After a quiet first, Newcomb got in 2nd inning trouble which yielded a run on a sac fly.  I don’t think Acuña made his best effort on the throw home – he looked a little surprised that the not-exactly-swift Vlad Jr. was willing to test the arm.  Other than that, though, Newcomb pitched well, assisted by a great play from Camargo in the 4th.  But he gave up another run in the top of the 5th (Ender didn’t quite make the play that could have saved the run) and he was done. 4 2/3 innings and two runs yielded is probably good enough if Newcomb can do that the rest of the season – a middle-of-the-road performance for a middle-of-the-rotation starter.  The one thing Sean doesn’t need is people telling him he has to be a #2.  He needs to be Sean Newcomb which is probably good enough.

Tomlin, Greene, Martin and Minter pitched hitless ball.  That’s why the starter doesn’t have to be that good.
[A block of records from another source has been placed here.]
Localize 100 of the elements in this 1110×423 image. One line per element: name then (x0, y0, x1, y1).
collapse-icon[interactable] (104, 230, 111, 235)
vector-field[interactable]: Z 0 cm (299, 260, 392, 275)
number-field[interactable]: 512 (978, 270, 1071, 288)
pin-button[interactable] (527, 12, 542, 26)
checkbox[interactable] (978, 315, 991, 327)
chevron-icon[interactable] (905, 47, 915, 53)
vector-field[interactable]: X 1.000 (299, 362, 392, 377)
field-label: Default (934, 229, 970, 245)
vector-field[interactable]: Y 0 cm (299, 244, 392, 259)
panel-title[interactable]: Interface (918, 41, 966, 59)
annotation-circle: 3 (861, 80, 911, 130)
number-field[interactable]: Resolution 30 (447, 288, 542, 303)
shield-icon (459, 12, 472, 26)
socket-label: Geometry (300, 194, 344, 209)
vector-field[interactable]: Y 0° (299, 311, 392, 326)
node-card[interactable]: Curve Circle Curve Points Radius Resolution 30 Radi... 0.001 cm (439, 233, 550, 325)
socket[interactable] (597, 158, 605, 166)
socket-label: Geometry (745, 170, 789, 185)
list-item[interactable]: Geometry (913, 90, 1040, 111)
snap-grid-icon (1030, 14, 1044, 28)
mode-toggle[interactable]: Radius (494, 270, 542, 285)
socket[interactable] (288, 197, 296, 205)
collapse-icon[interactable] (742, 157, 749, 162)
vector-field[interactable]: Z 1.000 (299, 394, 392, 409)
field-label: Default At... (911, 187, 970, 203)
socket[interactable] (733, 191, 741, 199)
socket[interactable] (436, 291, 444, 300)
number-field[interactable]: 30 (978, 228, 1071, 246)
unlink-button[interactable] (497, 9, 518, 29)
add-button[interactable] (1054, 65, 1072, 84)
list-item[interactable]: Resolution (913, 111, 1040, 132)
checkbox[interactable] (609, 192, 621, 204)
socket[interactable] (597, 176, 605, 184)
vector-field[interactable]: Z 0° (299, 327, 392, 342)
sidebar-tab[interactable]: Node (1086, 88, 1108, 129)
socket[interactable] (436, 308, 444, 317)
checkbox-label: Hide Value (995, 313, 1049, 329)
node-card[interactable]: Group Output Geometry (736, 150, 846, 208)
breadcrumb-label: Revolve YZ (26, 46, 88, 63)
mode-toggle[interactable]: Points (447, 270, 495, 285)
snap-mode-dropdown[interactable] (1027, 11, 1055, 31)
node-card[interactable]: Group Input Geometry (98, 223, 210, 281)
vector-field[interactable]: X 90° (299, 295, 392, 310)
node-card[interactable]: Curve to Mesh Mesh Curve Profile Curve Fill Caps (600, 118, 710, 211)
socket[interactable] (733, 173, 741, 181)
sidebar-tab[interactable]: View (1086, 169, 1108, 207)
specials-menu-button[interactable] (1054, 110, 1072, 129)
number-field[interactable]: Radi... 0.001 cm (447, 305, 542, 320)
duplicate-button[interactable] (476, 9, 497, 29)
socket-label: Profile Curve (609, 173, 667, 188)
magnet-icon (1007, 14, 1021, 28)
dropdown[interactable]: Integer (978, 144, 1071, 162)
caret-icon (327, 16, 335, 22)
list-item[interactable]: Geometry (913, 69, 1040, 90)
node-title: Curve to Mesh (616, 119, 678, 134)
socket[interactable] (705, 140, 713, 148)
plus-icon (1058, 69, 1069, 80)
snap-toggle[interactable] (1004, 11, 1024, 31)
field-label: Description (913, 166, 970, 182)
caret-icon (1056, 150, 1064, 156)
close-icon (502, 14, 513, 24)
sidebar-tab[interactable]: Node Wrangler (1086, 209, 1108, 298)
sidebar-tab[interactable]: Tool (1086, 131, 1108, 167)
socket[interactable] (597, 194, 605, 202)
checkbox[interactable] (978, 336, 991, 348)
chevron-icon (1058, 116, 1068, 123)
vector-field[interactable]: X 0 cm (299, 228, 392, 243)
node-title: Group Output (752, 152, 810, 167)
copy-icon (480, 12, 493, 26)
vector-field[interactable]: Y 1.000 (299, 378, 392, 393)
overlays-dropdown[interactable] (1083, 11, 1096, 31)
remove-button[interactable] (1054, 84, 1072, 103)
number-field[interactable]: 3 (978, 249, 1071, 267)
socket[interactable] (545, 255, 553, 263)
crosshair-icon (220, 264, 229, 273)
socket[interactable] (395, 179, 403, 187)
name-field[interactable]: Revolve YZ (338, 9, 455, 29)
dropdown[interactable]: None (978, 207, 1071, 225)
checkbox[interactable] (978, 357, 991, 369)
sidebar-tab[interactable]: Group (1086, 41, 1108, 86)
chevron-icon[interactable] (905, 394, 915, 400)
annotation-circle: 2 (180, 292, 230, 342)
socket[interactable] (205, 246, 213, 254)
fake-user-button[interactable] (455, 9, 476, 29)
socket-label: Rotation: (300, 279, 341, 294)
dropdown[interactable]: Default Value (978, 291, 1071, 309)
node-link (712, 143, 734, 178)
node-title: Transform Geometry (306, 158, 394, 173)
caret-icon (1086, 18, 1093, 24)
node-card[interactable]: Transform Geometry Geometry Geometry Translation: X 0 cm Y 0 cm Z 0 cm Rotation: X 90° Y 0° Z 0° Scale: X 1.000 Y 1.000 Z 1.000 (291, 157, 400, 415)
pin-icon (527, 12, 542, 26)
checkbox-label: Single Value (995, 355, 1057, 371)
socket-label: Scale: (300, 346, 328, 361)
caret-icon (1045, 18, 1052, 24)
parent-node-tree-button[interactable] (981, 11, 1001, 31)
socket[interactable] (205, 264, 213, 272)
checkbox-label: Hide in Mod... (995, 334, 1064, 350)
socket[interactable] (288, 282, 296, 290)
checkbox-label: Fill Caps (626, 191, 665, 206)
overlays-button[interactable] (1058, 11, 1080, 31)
The relievers have pitched more innings than the starters so far, and it’s been, as the accountants say, accretive to our results.

Hyun-jin Ryu had a great first half last season (including a 4 hit complete game shutout against the Braves) and a bad second half (including a loss to the Braves.)  He certainly looked like May 2019 Ryu against the Braves tonight, yielding one hit (and that one kinda questionable) through 5 at which point he mercifully departed.  His replacement, Thomas Hatch, yielded a homer to Duvall which cut the lead in half.

An uneventful 8th (unless you count the initial appearance of Nick Markakis, or what is probably the only appearance of Scott Schebler before the roster cuts tomorrow) led to Anthony Bass going for the save.  Dansby bounced out.  Marcell walked.  d’Arnaud singled.  But Duvall then rapped into a DP to end it.

So if last December I told you the Braves would be playing .615 ball in early August I think you’d have accepted it.  So accept it.  Rubber game tomorrow night.